The third part of the book, Acacia and Bones, fleshes out her family quilt, stitching in some of the unfinished patches of her life before and after her husband. She takes a more poetic, less prosaic approach here. Already the poems breathe easier, letting in more space. In Visiting the Ridge, she describes her knew vantage point, choosing not to fence in her sentences with capitals or periods:
“from this view I see it better
from this perpetual angle of scarred trees
in a soft, white crinoline skirt
I don’t know how to write the truth
the green fly on my hand
this is where home is”
In this final part, she shares the quiet intimacies of her family life. Her mother Magda “[…] used to wear a flowered dress in summer.
She used to laugh with father at night in bed.
Breastfeed my baby brother.
Go with us to the big circus.
She used to laugh with me:
laugh out loud in her cobalt coat.
Make a lot of noise with her wooden spoons.
My mama used to love me:
she used to give me a bath on Saturdays,
in an old tin tub, in the middle of the kitchen.
She used to comb my long black hair,
part it in the middle,
braid it with red polka dot ribbons.
My mother, Magda, was a love child.
Her tenderness toward her mother is poignantly vivid in the poems about trying to fend off her mother’s breast cancer and death. “I have a rucksack full of miracles.” “Mother is the blue sky… mother is the water washing her daughter’s hair… mother is the empty room…” “She was hidden, my mother, in my sock.”

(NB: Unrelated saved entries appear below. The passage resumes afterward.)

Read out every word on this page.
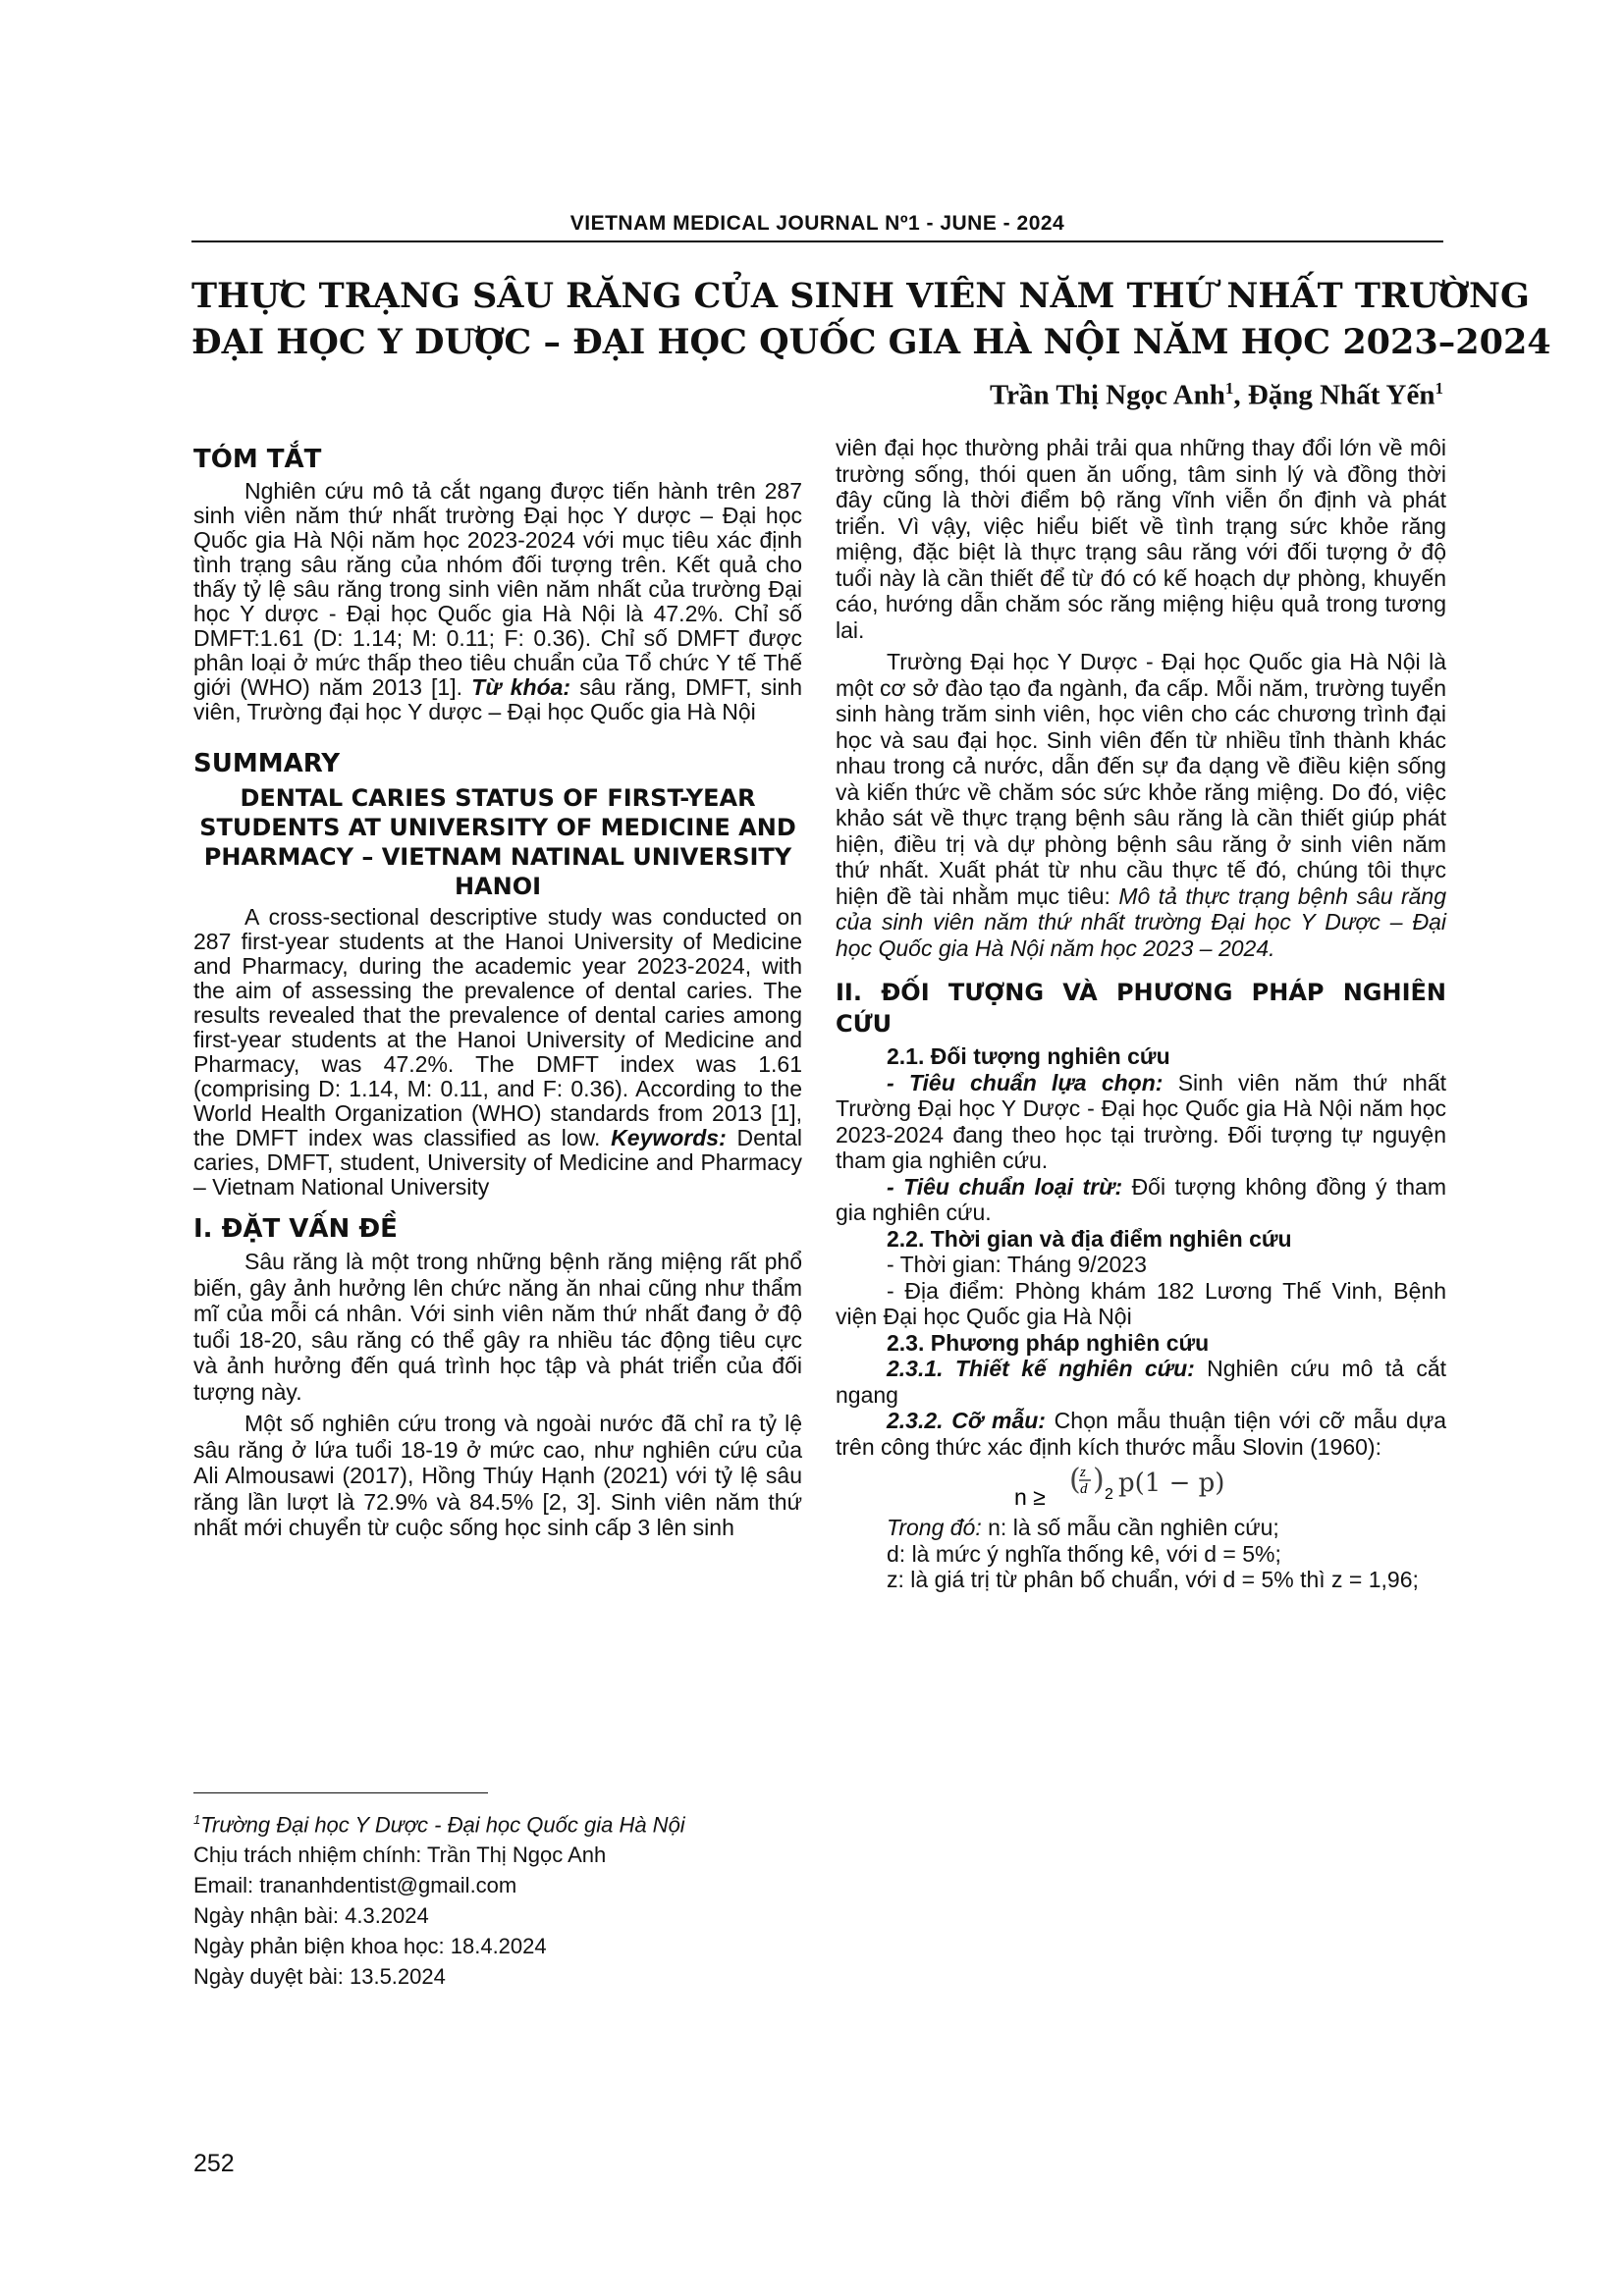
VIETNAM MEDICAL JOURNAL Nº1 - JUNE - 2024
THỰC TRẠNG SÂU RĂNG CỦA SINH VIÊN NĂM THỨ NHẤT TRƯỜNG
ĐẠI HỌC Y DƯỢC – ĐẠI HỌC QUỐC GIA HÀ NỘI NĂM HỌC 2023–2024
Trần Thị Ngọc Anh$^1$, Đặng Nhất Yến$^1$
TÓM TẮT

Nghiên cứu mô tả cắt ngang được tiến hành trên 287 sinh viên năm thứ nhất trường Đại học Y dược – Đại học Quốc gia Hà Nội năm học 2023-2024 với mục tiêu xác định tình trạng sâu răng của nhóm đối tượng trên. Kết quả cho thấy tỷ lệ sâu răng trong sinh viên năm nhất của trường Đại học Y dược - Đại học Quốc gia Hà Nội là 47.2%. Chỉ số DMFT:1.61 (D: 1.14; M: 0.11; F: 0.36). Chỉ số DMFT được phân loại ở mức thấp theo tiêu chuẩn của Tổ chức Y tế Thế giới (WHO) năm 2013 [1]. Từ khóa: sâu răng, DMFT, sinh viên, Trường đại học Y dược – Đại học Quốc gia Hà Nội

SUMMARY
DENTAL CARIES STATUS OF FIRST-YEAR STUDENTS AT UNIVERSITY OF MEDICINE AND PHARMACY – VIETNAM NATINAL UNIVERSITY HANOI

A cross-sectional descriptive study was conducted on 287 first-year students at the Hanoi University of Medicine and Pharmacy, during the academic year 2023-2024, with the aim of assessing the prevalence of dental caries. The results revealed that the prevalence of dental caries among first-year students at the Hanoi University of Medicine and Pharmacy, was 47.2%. The DMFT index was 1.61 (comprising D: 1.14, M: 0.11, and F: 0.36). According to the World Health Organization (WHO) standards from 2013 [1], the DMFT index was classified as low. Keywords: Dental caries, DMFT, student, University of Medicine and Pharmacy – Vietnam National University

I. ĐẶT VẤN ĐỀ

Sâu răng là một trong những bệnh răng miệng rất phổ biến, gây ảnh hưởng lên chức năng ăn nhai cũng như thẩm mĩ của mỗi cá nhân. Với sinh viên năm thứ nhất đang ở độ tuổi 18-20, sâu răng có thể gây ra nhiều tác động tiêu cực và ảnh hưởng đến quá trình học tập và phát triển của đối tượng này.

Một số nghiên cứu trong và ngoài nước đã chỉ ra tỷ lệ sâu răng ở lứa tuổi 18-19 ở mức cao, như nghiên cứu của Ali Almousawi (2017), Hồng Thúy Hạnh (2021) với tỷ lệ sâu răng lần lượt là 72.9% và 84.5% [2, 3]. Sinh viên năm thứ nhất mới chuyển từ cuộc sống học sinh cấp 3 lên sinh

$^1$Trường Đại học Y Dược - Đại học Quốc gia Hà Nội
Chịu trách nhiệm chính: Trần Thị Ngọc Anh
Email: trananhdentist@gmail.com
Ngày nhận bài: 4.3.2024
Ngày phản biện khoa học: 18.4.2024
Ngày duyệt bài: 13.5.2024
252

viên đại học thường phải trải qua những thay đổi lớn về môi trường sống, thói quen ăn uống, tâm sinh lý và đồng thời đây cũng là thời điểm bộ răng vĩnh viễn ổn định và phát triển. Vì vậy, việc hiểu biết về tình trạng sức khỏe răng miệng, đặc biệt là thực trạng sâu răng với đối tượng ở độ tuổi này là cần thiết để từ đó có kế hoạch dự phòng, khuyến cáo, hướng dẫn chăm sóc răng miệng hiệu quả trong tương lai.

Trường Đại học Y Dược - Đại học Quốc gia Hà Nội là một cơ sở đào tạo đa ngành, đa cấp. Mỗi năm, trường tuyển sinh hàng trăm sinh viên, học viên cho các chương trình đại học và sau đại học. Sinh viên đến từ nhiều tỉnh thành khác nhau trong cả nước, dẫn đến sự đa dạng về điều kiện sống và kiến thức về chăm sóc sức khỏe răng miệng. Do đó, việc khảo sát về thực trạng bệnh sâu răng là cần thiết giúp phát hiện, điều trị và dự phòng bệnh sâu răng ở sinh viên năm thứ nhất. Xuất phát từ nhu cầu thực tế đó, chúng tôi thực hiện đề tài nhằm mục tiêu: Mô tả thực trạng bệnh sâu răng của sinh viên năm thứ nhất trường Đại học Y Dược – Đại học Quốc gia Hà Nội năm học 2023 – 2024.

II. ĐỐI TƯỢNG VÀ PHƯƠNG PHÁP NGHIÊN CỨU

2.1. Đối tượng nghiên cứu

- Tiêu chuẩn lựa chọn: Sinh viên năm thứ nhất Trường Đại học Y Dược - Đại học Quốc gia Hà Nội năm học 2023-2024 đang theo học tại trường. Đối tượng tự nguyện tham gia nghiên cứu.

- Tiêu chuẩn loại trừ: Đối tượng không đồng ý tham gia nghiên cứu.

2.2. Thời gian và địa điểm nghiên cứu

- Thời gian: Tháng 9/2023

- Địa điểm: Phòng khám 182 Lương Thế Vinh, Bệnh viện Đại học Quốc gia Hà Nội

2.3. Phương pháp nghiên cứu

2.3.1. Thiết kế nghiên cứu: Nghiên cứu mô tả cắt ngang

2.3.2. Cỡ mẫu: Chọn mẫu thuận tiện với cỡ mẫu dựa trên công thức xác định kích thước mẫu Slovin (1960):

n ≥ ( z
d ) 2 p(1 − p)

Trong đó: n: là số mẫu cần nghiên cứu;

d: là mức ý nghĩa thống kê, với d = 5%;

z: là giá trị từ phân bố chuẩn, với d = 5% thì z = 1,96;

Martonfi waits until the end of the book to reveal the most hidden pieces of the family quilt: the secret woundings that thread their way through the family lineage, passed down from mother to daughter, barely spoken, only now committed to paper. We see Martonfi’s fourth grade teacher fondling her pigtails, his body pressed against her blue flowered cotton dress in the last row while the class watches a movie. We learn about her mother’s suicide attempt after the war. About her father’s mistress before they came to Canada (“Why did mother slap me?”). But perhaps most painful of all, we get an inkling of her mother’s own brutal initiation into a shameful world of male violence when she was just a girl, in the poem Mariska’s Daughter. We see how the wounding gets handed down and preserved in silence and shame.

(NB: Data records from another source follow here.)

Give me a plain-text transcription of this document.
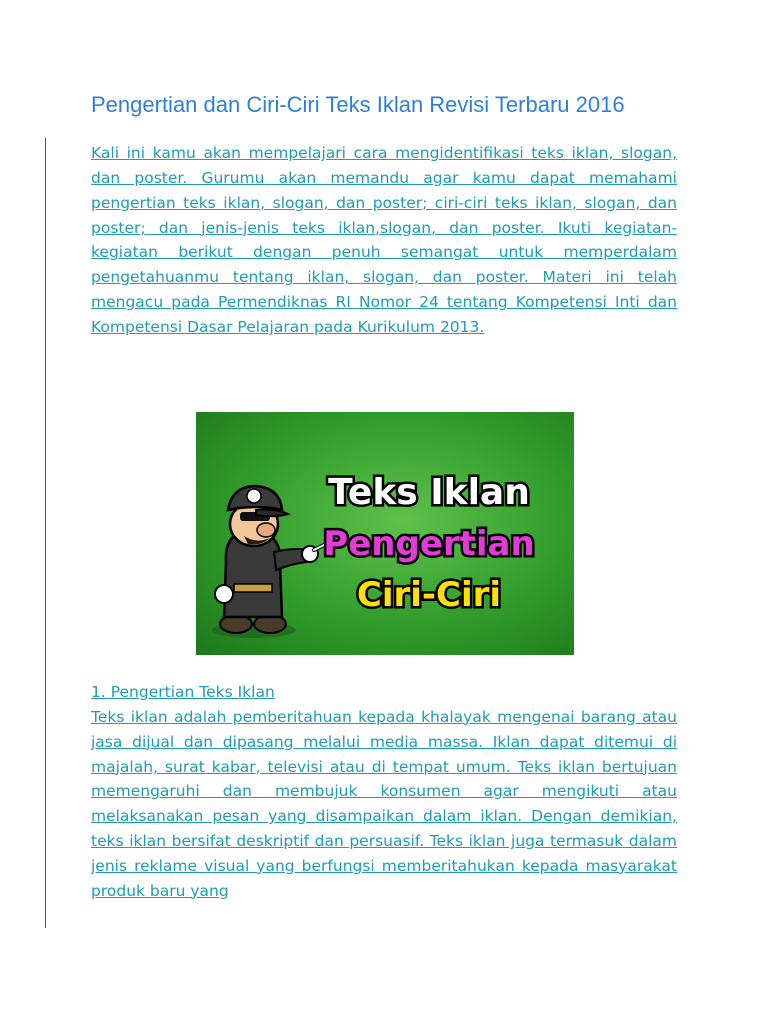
Pengertian dan Ciri-Ciri Teks Iklan Revisi Terbaru 2016

Kali ini kamu akan mempelajari cara mengidentifikasi teks iklan, slogan, dan poster. Gurumu akan memandu agar kamu dapat memahami pengertian teks iklan, slogan, dan poster; ciri-ciri teks iklan, slogan, dan poster; dan jenis-jenis teks iklan,slogan, dan poster. Ikuti kegiatan-kegiatan berikut dengan penuh semangat untuk memperdalam pengetahuanmu tentang iklan, slogan, dan poster. Materi ini telah mengacu pada Permendiknas RI Nomor 24 tentang Kompetensi Inti dan Kompetensi Dasar Pelajaran pada Kurikulum 2013.

Teks Iklan
Pengertian
Ciri-Ciri

1. Pengertian Teks Iklan
Teks iklan adalah pemberitahuan kepada khalayak mengenai barang atau jasa dijual dan dipasang melalui media massa. Iklan dapat ditemui di majalah, surat kabar, televisi atau di tempat umum. Teks iklan bertujuan memengaruhi dan membujuk konsumen agar mengikuti atau melaksanakan pesan yang disampaikan dalam iklan. Dengan demikian, teks iklan bersifat deskriptif dan persuasif. Teks iklan juga termasuk dalam jenis reklame visual yang berfungsi memberitahukan kepada masyarakat produk baru yang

“Tightly drawn curtains in the windows of the house
made with brown ochre stone. Potted red geraniums.
The dirt roads are empty, strangely quiet. Magda’s
room is closed.
Her mother’s hand-embroidered muslin dress.

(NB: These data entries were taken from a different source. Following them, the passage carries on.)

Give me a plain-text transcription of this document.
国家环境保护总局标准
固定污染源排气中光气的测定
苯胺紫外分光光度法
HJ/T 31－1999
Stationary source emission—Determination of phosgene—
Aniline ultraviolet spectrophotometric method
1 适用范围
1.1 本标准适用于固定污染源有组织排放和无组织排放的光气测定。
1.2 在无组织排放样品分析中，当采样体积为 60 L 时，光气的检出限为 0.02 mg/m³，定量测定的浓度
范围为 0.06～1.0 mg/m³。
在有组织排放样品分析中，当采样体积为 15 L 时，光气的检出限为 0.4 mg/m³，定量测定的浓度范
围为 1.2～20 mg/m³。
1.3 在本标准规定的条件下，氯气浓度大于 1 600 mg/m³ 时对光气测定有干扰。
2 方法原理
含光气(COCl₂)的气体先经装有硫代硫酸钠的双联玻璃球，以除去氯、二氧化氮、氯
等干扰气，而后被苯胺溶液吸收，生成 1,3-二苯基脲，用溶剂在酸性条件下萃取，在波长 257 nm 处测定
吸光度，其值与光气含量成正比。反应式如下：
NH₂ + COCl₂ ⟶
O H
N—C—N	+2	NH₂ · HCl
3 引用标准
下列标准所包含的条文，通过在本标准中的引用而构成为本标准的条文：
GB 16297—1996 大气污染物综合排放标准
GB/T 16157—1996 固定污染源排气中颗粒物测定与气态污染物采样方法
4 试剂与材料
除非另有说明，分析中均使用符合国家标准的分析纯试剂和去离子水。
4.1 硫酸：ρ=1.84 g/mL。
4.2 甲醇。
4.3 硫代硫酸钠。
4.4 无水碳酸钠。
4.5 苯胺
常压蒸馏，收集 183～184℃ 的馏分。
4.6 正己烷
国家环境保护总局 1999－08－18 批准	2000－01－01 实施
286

Eyelet petticoat, the colour purple. Sepia-hued
Photographs on a shelf. Cross-stitch tablecloth
A love child.
I stand at the gate of Mother’s childhood house in
Arad, Romania. The year is 1928. A photo of Magda
posing in a studio: dressed in black leather school
shoes. Pleated dark blue skirt. White long-sleeved
blouse. White leggings.
Bees in the kitchen garden. Peach trees and pear
trees. Fleshy red berries of shrubs. Thistle and
nettle. Thorny acacia with yellow flowers. Laundry
fluttering from a wash line. Mariska works as a cook.
After school, Magda is alone in the house.
Stepfather says: I’ll kill you, if you tell anyone!”
Puppetry is her favourite childhood pastime:
On a Sunday in early September,
there in the cold grey yard
entwined with wildflowers.
Meadow grass. River stones.”
Now we understand why Martonfi had to face her own nightmare of male toxicity incarnate with such thoroughness. To break the legacy of shame suffered by her grandmother and mother and untold foremothers, she had to find the words and courage to sever those long-buried barb-wire roots, not knowing whether the tree would survive, much less flourish.
Hats off to Martonfi. Blue Poppy is an admirable body of work.